Meine Fotos mache ich gerne im RAW-Format. Ich bin überzeugt, dass in diesem Format das größte Potential steckt und daher fotografiere ich ausschließlich roh. Das zwingt in jedem Fall zur Nachbearbeitung. Doch so schlimm ist das nicht. Eigentlich müssen nur die Bilder bearbeitet werden, die man braucht und Bilder mit vergleichbaren Lichtverhältnissen können gemeinsam bearbeitet werden.

Leider gibt es nur wenige überzeugende Bearbeitungsprogramme. Adobe bietet ein Plugin für Photoshop an, Apple hat mit Aperture die Gilde der Profifotografen im Visier und mit Lightroom versucht Adobe zu kontern. Leider ist das Konzept aller Ansätze unterschiedlich und nicht immer gleich zu durchschauen. Gerade bei den Neuen ist unklar, ob sie ihren Schwerpunkt in der Verwaltung, in der Bild- oder in der RAW-Bearbeitung haben.

Da ich mit iView ein Verwaltungstool und mit Photoshop ein Bearbeitungsprogramm besitze, suche ich eigentlich nur einen RAW-Konverter. Mit Digital Photo Professional bietet Canon ein eigenes Programm an. Doch die Möglichkeiten sind sehr beschränkt und im Hinblick auf Intelprozessoren ist unklar, wie es weiterentwickelt wird.
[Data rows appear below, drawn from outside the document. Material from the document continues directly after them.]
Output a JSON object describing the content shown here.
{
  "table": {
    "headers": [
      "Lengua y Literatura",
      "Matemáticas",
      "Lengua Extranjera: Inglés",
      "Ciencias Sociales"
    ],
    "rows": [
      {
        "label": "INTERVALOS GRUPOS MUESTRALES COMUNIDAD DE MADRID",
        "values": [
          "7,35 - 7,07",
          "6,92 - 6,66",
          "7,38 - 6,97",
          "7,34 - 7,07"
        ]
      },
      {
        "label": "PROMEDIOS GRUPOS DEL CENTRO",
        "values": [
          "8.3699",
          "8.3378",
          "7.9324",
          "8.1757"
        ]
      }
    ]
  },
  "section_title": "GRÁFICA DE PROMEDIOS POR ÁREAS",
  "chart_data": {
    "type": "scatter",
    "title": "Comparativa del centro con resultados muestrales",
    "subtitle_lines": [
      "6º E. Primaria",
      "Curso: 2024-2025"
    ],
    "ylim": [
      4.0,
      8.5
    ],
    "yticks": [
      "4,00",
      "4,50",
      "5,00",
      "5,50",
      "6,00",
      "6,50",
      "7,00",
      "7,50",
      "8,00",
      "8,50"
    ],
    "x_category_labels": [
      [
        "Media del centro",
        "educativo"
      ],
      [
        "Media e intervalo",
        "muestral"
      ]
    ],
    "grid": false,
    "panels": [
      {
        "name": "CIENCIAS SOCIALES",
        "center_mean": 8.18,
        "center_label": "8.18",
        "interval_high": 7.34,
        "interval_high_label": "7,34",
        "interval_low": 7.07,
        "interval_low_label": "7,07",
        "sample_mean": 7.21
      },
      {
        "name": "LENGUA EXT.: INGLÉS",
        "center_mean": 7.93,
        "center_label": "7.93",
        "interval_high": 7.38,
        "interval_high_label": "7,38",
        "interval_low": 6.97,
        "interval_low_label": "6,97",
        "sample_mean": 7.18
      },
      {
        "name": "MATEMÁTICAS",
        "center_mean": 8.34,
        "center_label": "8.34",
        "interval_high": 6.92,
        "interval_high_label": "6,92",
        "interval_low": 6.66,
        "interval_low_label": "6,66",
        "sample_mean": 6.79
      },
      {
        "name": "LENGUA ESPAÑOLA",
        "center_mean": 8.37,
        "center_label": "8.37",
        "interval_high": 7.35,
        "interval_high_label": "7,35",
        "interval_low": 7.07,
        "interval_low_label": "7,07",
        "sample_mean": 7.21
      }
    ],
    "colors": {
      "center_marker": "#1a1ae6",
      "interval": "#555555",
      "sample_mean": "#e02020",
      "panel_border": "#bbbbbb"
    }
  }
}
Durch die MacGuardians bin ich auf den Artikel von tambo aufmerksam geworden und ich habe mir RAW-Developer gekauft. Das Programm macht genau das, was ich will. Es geht mit den Möglichkeiten der Rohdaten effizient um, ist verhältnismäßig einfach zu bedienen und setzt die Ressourcen von OS X genial um.

Damit ergibt sich auch eine neue Bildbearbeitungsstrategie. Mit iView Media Pro werden die Bilder verwaltet. Hier erfolgt das Einlesen der Bilder, die Verschlagwortung, die Suche und die Datensicherung. Im RAW-Developer werden die Rohdaten der Kamera in komprimierte JPEGs oder TIFFs verwandelt. Und falls gewünscht, werden diese Bilder in Photoshop weiter bearbeitet.

Meiner Ansicht nach kann vor allem durch diese Aufteilung der Aufgaben die Software gezielter entwickelt und eingesetzt werden. Und kostengünstiger als Aperture ist die Lösung noch dazu.